Help. Question will be in a attachment below. Medal will be rewarded.

Answer 1

Which way do you want to solve this? Trignometry or geometry?

Answer 2

geometry

Answer 3

Ok, let's assume that \( RT = x\), then \(RX=\frac{1}{2}x\) right?

Answer 4

Apply Pythagorean theorem, what will \(TX\) be based on x?

Answer 5

well...wouldn't it stay 6 or would it become a different number?

Answer 6

No. RX will be different

Answer 7

okay, I'm kinda confused, what would it make TX?

Answer 8

Ok. In the right triangle RTX, \(TX^2+RX^2=TR^2\Rightarrow TX^2=TR^2-RX^2=x^2-\large(\frac{1}{2}x) ^2 \normalsize =\large\frac{3}{4}\normalsize x^2\)

Answer 9

TX = 6 -> TX^2= 6^2 = 3/4 x^2

Answer 10

just wondering how do you get 3/4 x^2 from 6^2?

Answer 11

Do you get that \(TX^2= \large \frac{3}{4} \normalsize x^2\)?

Answer 12

yes

Answer 13

Ok. You are given that \(TX = 6\) right? Then what \(TX^2\)?

Answer 14

that would equal 36

Answer 15

Isn't it 36?

Answer 16

yeah

Answer 17

So \(TX^2= \large \frac {3}{4} \normalsize x^2\) and \(TX^2=36\).
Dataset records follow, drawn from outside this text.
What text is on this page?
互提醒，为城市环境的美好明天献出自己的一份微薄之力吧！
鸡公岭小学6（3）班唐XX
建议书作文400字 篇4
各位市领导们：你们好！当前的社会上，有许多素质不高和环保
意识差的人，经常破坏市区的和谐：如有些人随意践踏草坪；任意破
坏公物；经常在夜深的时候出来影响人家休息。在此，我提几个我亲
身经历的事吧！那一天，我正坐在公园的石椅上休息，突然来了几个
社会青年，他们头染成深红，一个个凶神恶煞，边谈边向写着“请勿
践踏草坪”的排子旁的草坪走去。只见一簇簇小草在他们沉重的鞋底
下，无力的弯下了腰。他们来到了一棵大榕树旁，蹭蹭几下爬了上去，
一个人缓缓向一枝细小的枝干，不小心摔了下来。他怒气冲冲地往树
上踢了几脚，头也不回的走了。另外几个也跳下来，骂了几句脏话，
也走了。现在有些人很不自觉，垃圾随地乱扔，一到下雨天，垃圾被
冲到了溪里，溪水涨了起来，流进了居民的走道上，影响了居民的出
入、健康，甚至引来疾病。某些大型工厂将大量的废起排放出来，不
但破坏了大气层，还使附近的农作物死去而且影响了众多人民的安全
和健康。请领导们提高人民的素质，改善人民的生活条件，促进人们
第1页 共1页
Can you solve for x?

Answer 18

ok

Answer 19

So \(x\) is the side TR. And \(RX= \large \frac{1}{2} \normalsize x\), the \(RX\) is ...

Answer 20

18

Answer 21

No. \(\large \frac{3}{4} \normalsize x^2 =36\Longrightarrow x^2=48 \Longrightarrow x =\sqrt{48}=4\sqrt3 \)

Answer 22

oh, I'm still really confused as to how you got this answer. But it's fne, besides the time for the quiz already finishe :/

Answer 23

I am sorry. Hope you will get all of those

Answer 24

I gotta go. Have a good one

Answer 25

you too, bye